Cylinder Heads and Valvetrain

The heads are Trick Flow Specialties PowerPort A460s. The aluminum heads feature 340cc intake and 172cc exhaust ports, 91cc chambers, 2.300-inch intake and 1.88-inch exhaust valves, 1.640-inch double valve springs with titanium retainers, and machined valve locks, guideplates, and rocker arm studs. The rest of the valvetrain consists of Comp Cams roller lifters, 1.7-ratio Crane Gold Race roller rocker arms, and Comp Cams chromoly pushrods.

Induction System

Electronic fuel injection offers superior drivability and efficiency compared to dinosaur-era carburetion. But nothing looks more intimidating—or sounds better at full throttle—than a pair of Holley Dominator carburetors on a tunnel ram. The Evanuiks went with 1.050 cfm Dominators and a Trick Flow A460 tunnel ram to satisfy the 600’s big appetite for air and fuel. This setup may not be as precise as EFI, but with 800-plus ft.-lbs. of torque on tap, who needs precise?

Ignition

The spark-processing system for the 600 is as high-tech as it gets. The distributor-less system features an MSD crank trigger unit and eight Blaster coil packs controlled by a programmable MSD CPC digital ignition box. You can program the CPC system’s timing curve, individual cylinder timing, boost timing curve, vacuum advance, rev limiters, and a host of other parameters via a PC and MSD’s Pro Data Plus software. The CPC ignition and coil packs are remote-mounted under the dash; the only things you see in the engine compartment are the plug wires.

Oiling System

There were two concerns when it came to the 600’s oiling system. The first was efficiency—having enough petroleum to keep the engine well-lubricated without drowning the crankshaft and causing drag and oil aeration. The second was clearance—no way was a large capacity, wet sump oil pan going to offer enough ground clearance for the lowered 1961 Ford Starliner for which it was destined.
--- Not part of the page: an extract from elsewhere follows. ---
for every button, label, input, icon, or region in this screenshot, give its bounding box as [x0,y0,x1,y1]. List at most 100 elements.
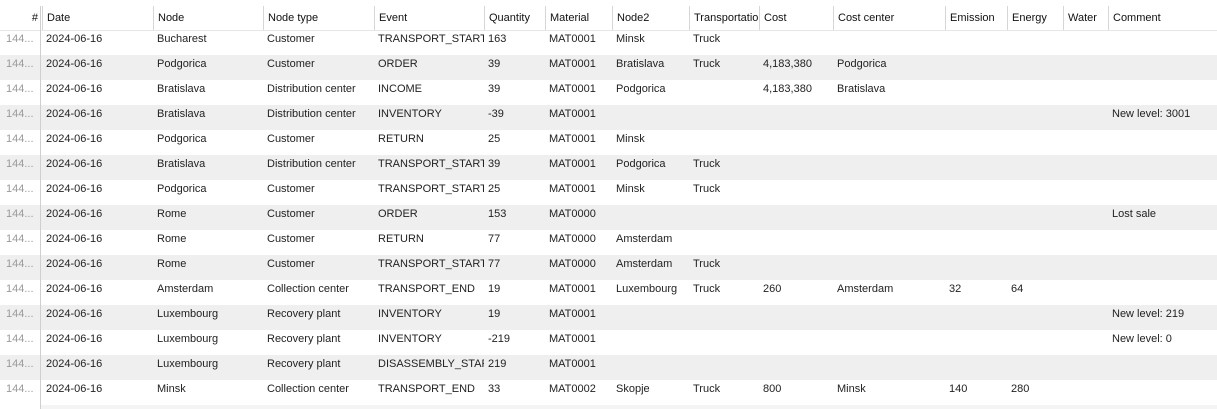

The solution was a dry sump oiling system, consisting of a Stef’s aluminum oil pan, four-stage gerotor oil pump, and 12-quart oil reservoir tank. The shallow pan provides plenty of clearance, and with most of the oil held away from the crank, oil foaming and drag are virtually eliminated.

Exhaust System

The big block’s 2 1/8- to 2 1/4-inch stepped primary headers were fabricated from stainless steel. The header tubes run parallel to the ground for clearance and dump into fabricated flat collectors built directly into the Flowmaster Delta Flow mufflers. The rest of the exhaust is NASCAR-style flat oval “boom tubes” from Dr. Gas.

Other Stuff

That covers the big Ford’s heavy artillery. But other, perhaps less flashy components should also be mentioned. For example, Jim Evanuik Jr. built a serpentine belt front accessory drive system virtually from scratch. The alternator is one of MSD’s APS units, and the harmonic damper is from Fluidampr. The plumbing is all stainless steel braided
hose and AN fittings from Earl’s.

What Does She Make?

A lot, actually. Strapped to Evanuik Racing’s Superflow dyno, the 600 made huge power from the get-go. After break-in and an oil change, the first power pull netted 900 peak horsepower at 6,500 rpm and 795 ft.-lbs. of torque at 4,500 rpm. After some fiddling with the Dominators and timing, the 600 hit the mark—920 horsepower at 6,700 rpm and 810 ft.-lbs. of torque at 4,500 rpm.